Les restitutions postcoloniales au coeur d’un documentaire à la Berlinale

AFPDans le documentaire « Dahomey », en lice pour l’Ours d’or de la Berlinale, la réalisatrice franco-sénégalaise Mati Diop aborde la question de la restitution des œuvres d’art volées à l’Afrique par les anciennes puissances coloniales.

A Paris, le roi Ghézo n’est plus un simple numéro. Il prend vie devant la caméra de Mati Diop qui raconte le retour au Bénin de cette statue et d’autres oeuvres pillées par la France pendant l’époque coloniale. Dans le documentaire « Dahomey », en lice pour l’Ours d’or de la Berlinale, la réalisatrice franco-sénégalaise de 41 ans aborde l’épineuse question de la restitution des oeuvres d’art volées à l’Afrique.

Un mouvement amorcé ces cinq dernières années par les anciennes puissances occidentales, dont la France, l’Allemagne et la Belgique. Pour raconter l’histoire de 26 oeuvres pillées en 1892 par les troupes coloniales françaises au royaume du Dahomey, dans le centre-sud du Bénin actuel, composé alors de plusieurs royaumes, Mati Diop fait parler en voix off la statue anthropomorphe du roi Ghézo.
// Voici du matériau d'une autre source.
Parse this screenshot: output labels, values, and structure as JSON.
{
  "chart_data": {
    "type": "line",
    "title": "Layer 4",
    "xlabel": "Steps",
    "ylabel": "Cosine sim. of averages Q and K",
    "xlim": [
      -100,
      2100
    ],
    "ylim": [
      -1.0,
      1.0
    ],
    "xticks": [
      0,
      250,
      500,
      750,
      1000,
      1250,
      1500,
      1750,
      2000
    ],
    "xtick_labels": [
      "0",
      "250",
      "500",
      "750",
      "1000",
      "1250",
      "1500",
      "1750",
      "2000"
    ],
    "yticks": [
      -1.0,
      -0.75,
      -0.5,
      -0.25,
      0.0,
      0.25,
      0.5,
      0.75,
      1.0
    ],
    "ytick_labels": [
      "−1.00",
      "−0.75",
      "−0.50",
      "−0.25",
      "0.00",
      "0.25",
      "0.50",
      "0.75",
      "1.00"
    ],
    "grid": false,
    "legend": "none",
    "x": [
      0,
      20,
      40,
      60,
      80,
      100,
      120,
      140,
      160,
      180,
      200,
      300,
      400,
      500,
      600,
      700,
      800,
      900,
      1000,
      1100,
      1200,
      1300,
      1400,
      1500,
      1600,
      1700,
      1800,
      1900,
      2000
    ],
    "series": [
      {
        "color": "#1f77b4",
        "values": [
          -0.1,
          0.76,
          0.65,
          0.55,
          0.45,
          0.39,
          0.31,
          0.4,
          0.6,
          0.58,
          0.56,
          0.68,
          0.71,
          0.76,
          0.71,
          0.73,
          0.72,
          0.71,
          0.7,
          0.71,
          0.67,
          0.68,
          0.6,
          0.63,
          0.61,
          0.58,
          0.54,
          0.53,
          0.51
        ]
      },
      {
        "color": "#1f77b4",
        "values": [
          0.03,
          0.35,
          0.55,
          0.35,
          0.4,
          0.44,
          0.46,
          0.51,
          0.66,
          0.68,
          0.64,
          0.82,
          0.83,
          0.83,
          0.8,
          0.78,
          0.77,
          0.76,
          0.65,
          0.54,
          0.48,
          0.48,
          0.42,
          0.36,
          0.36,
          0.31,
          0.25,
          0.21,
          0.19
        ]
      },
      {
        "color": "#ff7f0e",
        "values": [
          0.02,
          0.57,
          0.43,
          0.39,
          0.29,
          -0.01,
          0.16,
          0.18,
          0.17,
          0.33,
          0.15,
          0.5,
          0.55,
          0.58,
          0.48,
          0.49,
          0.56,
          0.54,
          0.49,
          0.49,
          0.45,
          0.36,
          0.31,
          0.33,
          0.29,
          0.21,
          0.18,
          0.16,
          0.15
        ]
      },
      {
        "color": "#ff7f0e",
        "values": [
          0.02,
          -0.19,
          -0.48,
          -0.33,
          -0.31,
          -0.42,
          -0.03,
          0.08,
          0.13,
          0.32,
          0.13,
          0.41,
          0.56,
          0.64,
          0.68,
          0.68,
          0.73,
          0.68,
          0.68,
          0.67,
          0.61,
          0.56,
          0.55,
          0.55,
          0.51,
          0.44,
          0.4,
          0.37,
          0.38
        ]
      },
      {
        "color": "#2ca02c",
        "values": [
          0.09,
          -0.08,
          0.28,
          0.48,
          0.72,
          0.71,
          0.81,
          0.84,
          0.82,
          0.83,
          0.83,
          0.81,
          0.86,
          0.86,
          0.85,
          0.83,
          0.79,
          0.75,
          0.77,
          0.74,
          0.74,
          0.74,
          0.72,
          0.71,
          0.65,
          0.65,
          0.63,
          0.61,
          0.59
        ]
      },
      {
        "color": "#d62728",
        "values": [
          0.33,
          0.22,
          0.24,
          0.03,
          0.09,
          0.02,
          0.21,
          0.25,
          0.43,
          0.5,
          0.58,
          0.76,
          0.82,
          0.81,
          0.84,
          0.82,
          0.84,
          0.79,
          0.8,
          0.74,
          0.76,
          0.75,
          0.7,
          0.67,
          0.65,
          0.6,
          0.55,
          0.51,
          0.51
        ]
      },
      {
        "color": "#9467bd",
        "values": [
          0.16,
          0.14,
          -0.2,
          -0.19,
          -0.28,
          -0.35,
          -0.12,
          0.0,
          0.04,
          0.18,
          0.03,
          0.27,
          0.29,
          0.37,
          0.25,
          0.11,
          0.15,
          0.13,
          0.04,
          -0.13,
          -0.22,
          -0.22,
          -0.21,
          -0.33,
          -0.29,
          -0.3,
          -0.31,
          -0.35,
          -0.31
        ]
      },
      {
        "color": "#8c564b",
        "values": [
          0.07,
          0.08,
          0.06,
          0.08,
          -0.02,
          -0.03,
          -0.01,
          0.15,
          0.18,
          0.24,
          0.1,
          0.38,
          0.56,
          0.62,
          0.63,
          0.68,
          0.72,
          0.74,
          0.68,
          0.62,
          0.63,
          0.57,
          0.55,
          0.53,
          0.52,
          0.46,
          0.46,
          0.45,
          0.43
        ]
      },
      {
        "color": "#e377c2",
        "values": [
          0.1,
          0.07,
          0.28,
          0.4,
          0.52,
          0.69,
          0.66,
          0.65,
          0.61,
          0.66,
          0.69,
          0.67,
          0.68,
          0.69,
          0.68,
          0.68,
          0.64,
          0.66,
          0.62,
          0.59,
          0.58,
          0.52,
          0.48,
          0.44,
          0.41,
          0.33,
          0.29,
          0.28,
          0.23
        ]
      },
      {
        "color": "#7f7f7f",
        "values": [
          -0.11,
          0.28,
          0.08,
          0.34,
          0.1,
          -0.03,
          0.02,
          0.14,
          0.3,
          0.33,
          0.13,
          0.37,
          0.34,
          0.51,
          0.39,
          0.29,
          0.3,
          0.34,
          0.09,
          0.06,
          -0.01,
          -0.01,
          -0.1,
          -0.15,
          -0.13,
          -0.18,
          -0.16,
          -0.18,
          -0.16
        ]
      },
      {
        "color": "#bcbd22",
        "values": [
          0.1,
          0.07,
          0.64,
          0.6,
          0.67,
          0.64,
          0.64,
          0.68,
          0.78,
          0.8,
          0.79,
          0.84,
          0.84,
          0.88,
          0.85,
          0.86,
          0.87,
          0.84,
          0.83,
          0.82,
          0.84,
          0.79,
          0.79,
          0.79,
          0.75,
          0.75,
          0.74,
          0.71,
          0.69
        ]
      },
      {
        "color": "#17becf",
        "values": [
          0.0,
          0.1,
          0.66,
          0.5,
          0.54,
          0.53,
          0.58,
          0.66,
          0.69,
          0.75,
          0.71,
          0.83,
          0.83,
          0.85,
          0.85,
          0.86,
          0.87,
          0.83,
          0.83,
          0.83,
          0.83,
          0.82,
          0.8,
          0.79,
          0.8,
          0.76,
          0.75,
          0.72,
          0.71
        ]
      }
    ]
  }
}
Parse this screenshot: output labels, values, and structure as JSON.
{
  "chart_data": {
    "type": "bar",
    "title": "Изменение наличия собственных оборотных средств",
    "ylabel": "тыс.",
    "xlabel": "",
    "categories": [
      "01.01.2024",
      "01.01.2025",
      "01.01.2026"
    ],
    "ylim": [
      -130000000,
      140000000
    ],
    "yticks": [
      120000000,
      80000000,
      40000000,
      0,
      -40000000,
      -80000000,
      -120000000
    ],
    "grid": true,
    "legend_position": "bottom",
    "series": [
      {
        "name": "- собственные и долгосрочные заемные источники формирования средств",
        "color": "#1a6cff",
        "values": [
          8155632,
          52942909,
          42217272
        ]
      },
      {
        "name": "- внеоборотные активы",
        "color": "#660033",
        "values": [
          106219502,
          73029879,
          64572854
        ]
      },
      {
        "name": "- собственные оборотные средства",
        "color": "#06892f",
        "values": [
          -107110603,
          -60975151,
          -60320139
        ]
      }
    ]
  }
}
Dans la langue du Bénin, le fon, il se plaint de ne plus porter de nom, seulement un numéro, « le 26 », dans les réserves du musée du Quai Branly à Paris. Il décrit son arrachement à sa terre, sa vie en exil, puis son récent rapatriement dans un musée de Cotonou, la capitale du Bénin.

Pour cette narration, « il était particulièrement important que la statue s’exprime dans une langue du Bénin et non le français, la langue du colonisateur », souligne cette « Afrodescendante », comme elle se décrit elle-même, qui est née et a grandi à Paris.

« Trucs »

 

Les présidents français Emmanuel Macron et béninois Patrice Talon, à l’origine de cette restitution qui a eu lieu le 10 novembre 2021, n’apparaissent pas dans le film. Pour Mati Diop (Grand Prix à Cannes en 2019 pour « Atlantique », la plus haute distinction après la Palme d’Or), il ne s’agissait pas de célébrer cette initiative politique.

Au contraire, la fille du musicien Wasis Diop voulait souligner que le retour de ces 26 trésors était très peu « par rapport aux 7.000 oeuvres encore captives au musée du Quai Branly ». La deuxième partie du film se penche sur la réception de ces statues dans un pays totalement transformé depuis leur départ et qui les avait partiellement oubliées.

Dans un débat entre étudiants béninois, l’un d’entre eux explique qu’il a grandi avec les dessins animés de Tom et Jerry et n’avait aucune connaissance de l’existence de ces « trucs ». « ‘Dahomey’ nous pousse à nous interroger sur toute l’histoire transmise depuis l’enseignement primaire, secondaire et universitaire » au Bénin, constate Gildas Adannou, étudiant de l’université d’Abomey Calavi, auteur et réalisateur de 29 ans, dans un entretien à l’AFP.

« Travail de transmission »

 

Mati Diop aimerait que son film soit « vu dans un maximum de pays africains ». « Il faut le montrer aux premiers concernés », dit à l’AFP celle qui est aussi la nièce du réalisateur sénégalais Djibril Diop Mambéty, réalisateur de « Touki Bouki » – film majeur du cinéma africain récompensé à Cannes par le prix de la critique internationale en 1973. « J’ai envie qu’il soit montré dans les universités, dans les écoles, Il y a un vrai travail de transmission à faire », ajoute Mati Diop.